Ramadan-Beginn: Wie gefährlich ist Fasten im Sommer?

Kein Wasser, kein Essen, kein Sex zwischen Tagesanbruch und Sonnenuntergang: Der islamische Fastenmonat Ramadan dauert 2013 vom heutigen 9. Juli bis zum 8. August. Doch wie gefährlich ist der Verzicht auf Wasser im Sommer? Wonach richtet sich der Beginn des Ramadan? Alle Antworten zum Fastenmonat.

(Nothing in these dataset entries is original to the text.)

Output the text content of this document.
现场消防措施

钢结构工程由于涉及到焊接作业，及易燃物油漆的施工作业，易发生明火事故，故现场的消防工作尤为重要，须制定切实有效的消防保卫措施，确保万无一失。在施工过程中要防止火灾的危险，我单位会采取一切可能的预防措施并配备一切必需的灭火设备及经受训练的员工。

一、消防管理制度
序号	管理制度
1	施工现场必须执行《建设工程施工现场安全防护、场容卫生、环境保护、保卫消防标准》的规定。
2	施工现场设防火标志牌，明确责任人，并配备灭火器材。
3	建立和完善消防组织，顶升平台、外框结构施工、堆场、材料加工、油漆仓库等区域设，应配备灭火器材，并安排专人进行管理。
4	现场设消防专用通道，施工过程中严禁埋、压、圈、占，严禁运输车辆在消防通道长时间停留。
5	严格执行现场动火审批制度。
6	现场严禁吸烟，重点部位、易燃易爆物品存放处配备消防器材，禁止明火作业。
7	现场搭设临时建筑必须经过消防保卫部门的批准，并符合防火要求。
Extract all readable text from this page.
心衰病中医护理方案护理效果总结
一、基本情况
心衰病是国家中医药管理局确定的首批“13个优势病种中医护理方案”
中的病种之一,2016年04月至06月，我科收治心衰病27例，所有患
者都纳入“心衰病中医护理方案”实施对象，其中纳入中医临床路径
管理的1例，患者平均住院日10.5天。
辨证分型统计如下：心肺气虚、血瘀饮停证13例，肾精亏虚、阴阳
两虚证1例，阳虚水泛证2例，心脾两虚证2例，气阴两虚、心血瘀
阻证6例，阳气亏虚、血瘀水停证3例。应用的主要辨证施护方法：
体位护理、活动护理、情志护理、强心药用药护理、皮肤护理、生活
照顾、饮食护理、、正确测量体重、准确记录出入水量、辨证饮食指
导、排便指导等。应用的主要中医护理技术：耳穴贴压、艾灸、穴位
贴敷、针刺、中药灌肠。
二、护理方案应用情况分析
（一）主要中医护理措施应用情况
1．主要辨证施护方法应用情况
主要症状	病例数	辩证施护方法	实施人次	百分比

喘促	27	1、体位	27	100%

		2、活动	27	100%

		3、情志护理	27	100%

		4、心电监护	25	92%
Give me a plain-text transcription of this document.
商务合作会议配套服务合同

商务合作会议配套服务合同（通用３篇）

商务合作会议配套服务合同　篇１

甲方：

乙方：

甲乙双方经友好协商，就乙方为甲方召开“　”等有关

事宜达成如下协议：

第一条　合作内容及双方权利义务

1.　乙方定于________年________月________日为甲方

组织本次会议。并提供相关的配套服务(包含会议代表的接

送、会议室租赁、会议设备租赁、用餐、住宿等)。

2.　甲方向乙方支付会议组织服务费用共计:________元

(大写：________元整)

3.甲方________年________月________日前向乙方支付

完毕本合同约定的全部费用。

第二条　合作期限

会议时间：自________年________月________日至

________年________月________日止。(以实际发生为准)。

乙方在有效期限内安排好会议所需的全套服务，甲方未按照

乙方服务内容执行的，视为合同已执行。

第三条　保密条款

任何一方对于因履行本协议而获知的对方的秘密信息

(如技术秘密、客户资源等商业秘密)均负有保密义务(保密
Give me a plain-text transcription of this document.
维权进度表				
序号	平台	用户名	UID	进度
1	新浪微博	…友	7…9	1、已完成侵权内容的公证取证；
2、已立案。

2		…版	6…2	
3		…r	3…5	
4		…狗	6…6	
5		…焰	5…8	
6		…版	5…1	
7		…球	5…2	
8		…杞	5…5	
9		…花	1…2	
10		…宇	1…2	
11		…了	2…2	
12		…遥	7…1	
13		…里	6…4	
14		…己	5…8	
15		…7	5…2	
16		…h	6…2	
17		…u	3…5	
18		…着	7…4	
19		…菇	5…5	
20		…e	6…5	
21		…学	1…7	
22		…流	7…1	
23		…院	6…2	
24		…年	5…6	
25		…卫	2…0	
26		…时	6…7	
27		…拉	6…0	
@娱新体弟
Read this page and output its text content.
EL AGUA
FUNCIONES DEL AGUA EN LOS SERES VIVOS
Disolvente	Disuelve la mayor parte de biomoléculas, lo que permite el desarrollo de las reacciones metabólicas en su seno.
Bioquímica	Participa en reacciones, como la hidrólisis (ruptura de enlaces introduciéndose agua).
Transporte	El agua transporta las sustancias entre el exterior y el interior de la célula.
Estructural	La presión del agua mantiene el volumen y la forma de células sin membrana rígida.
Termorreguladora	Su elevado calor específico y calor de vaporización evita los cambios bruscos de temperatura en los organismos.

Es ist eines der höchsten islamischen Feste: Der Ramadan dauert im Jahr 2013 vom 9. Juli bis zum 8. Juli. Während dieser Wochen sind Muslime angehalten, zwischen Tagesanbruch und Sonnenuntergang zu fasten. Kein Essen, kein Trinken, kein Rauchen - und kein Sex: So verlangt es der Koran. News.de klärt alle Fragen zum muslimischen Fastenmonat.

Was heißt Ramadan?

Das Wort Ramadan bedeutet eigentlich «brennende Hitze». Im Koran steht dazu: «Wer nun von euch während des Monats (des Ramadan) anwesend (d.h. nicht unterwegs) ist, soll in ihm fasten». Der Ramadan ist für gläubige Muslime einer der fünf Eckpfeiler des Islam.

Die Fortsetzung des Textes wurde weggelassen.